Enquanto aguardavam seu pedido, os rapazes observavam clientes e hóspedes com curiosidade. Havia ali gente de todo tipo. Alguns muito bem arrumados como se fossem a uma festa. Parecia o point da região nas noites de sábado. Outros, em grupo, conversavam animadamente, saboreando petiscos. Uns poucos cochichavam nos ouvidos, como namorados, arrulhando.

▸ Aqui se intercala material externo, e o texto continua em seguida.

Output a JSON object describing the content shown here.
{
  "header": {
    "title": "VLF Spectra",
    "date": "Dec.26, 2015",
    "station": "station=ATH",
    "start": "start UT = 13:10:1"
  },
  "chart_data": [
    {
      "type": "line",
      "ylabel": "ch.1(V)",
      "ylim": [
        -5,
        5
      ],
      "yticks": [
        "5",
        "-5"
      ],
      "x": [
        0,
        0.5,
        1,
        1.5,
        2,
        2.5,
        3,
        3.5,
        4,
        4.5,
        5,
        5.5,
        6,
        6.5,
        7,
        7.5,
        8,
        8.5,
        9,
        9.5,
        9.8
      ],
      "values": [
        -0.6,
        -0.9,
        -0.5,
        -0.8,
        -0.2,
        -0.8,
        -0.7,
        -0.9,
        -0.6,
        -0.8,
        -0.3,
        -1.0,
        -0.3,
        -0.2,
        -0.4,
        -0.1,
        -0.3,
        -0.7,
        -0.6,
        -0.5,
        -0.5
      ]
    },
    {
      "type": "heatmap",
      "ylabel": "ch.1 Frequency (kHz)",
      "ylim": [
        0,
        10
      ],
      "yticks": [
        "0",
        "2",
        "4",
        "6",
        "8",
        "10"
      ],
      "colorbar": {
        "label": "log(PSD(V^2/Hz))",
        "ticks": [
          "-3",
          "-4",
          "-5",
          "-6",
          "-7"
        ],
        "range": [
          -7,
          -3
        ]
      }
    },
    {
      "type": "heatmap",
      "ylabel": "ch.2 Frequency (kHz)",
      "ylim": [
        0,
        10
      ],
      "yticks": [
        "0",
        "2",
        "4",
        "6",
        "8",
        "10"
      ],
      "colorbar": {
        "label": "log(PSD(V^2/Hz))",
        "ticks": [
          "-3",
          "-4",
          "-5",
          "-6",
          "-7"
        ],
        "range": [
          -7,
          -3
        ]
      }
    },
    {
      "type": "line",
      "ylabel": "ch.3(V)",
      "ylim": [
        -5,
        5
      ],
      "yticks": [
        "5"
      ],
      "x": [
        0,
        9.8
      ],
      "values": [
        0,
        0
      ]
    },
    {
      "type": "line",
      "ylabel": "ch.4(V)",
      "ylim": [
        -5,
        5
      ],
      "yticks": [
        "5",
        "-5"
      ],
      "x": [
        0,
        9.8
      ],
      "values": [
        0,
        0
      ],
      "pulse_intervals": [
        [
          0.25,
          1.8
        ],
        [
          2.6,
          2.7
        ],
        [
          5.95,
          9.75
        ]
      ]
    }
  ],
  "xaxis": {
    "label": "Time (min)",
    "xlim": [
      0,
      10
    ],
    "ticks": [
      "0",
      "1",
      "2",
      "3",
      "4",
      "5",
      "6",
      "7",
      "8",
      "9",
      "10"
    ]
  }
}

A refeição chegou pelas mãos de uma moça delicada, usando o mesmo avental vermelho e uma flor no cabelo preso num rabo de cavalo. Depositou as travessas de cerâmica, fumegantes, sobre a mesa. Seus olhos negros cruzaram com os de Dean enquanto espalhava o acompanhamento nos espaços vazios. Ela ficou visivelmente constrangida e ele percebeu, mas inesperadamente, não se aproveitou da situação, deixando-a terminar seu serviço,em silêncio, sem “atacá-la”.

-Dean, está passando mal?- Sam implicou depois que a moça se afastou.

-Eu não. Por quê? - o mais velho já se servia.

-Depois daquela olhada que você deu, pensei que ia partir pra cima da garçonete.

-Não enche, Sam. E vê se come.

 

Samuel não insistiu. 

O rapaz não havia exagerado nem um pouco a respeito da fama gastronômica do lugar. A comida era realmente espetacular. Tudo estava perfeito: das encilladas ao chilli, passando pelas pequenas torradas douradas na manteiga e as batatinhas cozidas com ervas cortadas em minúsculos pedaços. Até Sam, que não era muito de comer, fartou-se.

Depois do jantar, Dean juntou-se a um grupo de senhores numa mesa de pôquer. Um joguinho amistoso, disse ele, tranqüilizando o irmão mais novo. Sam, por sua vez, buscou na estante do hall um livro e acomodou-se numa das redes coloridas da varanda.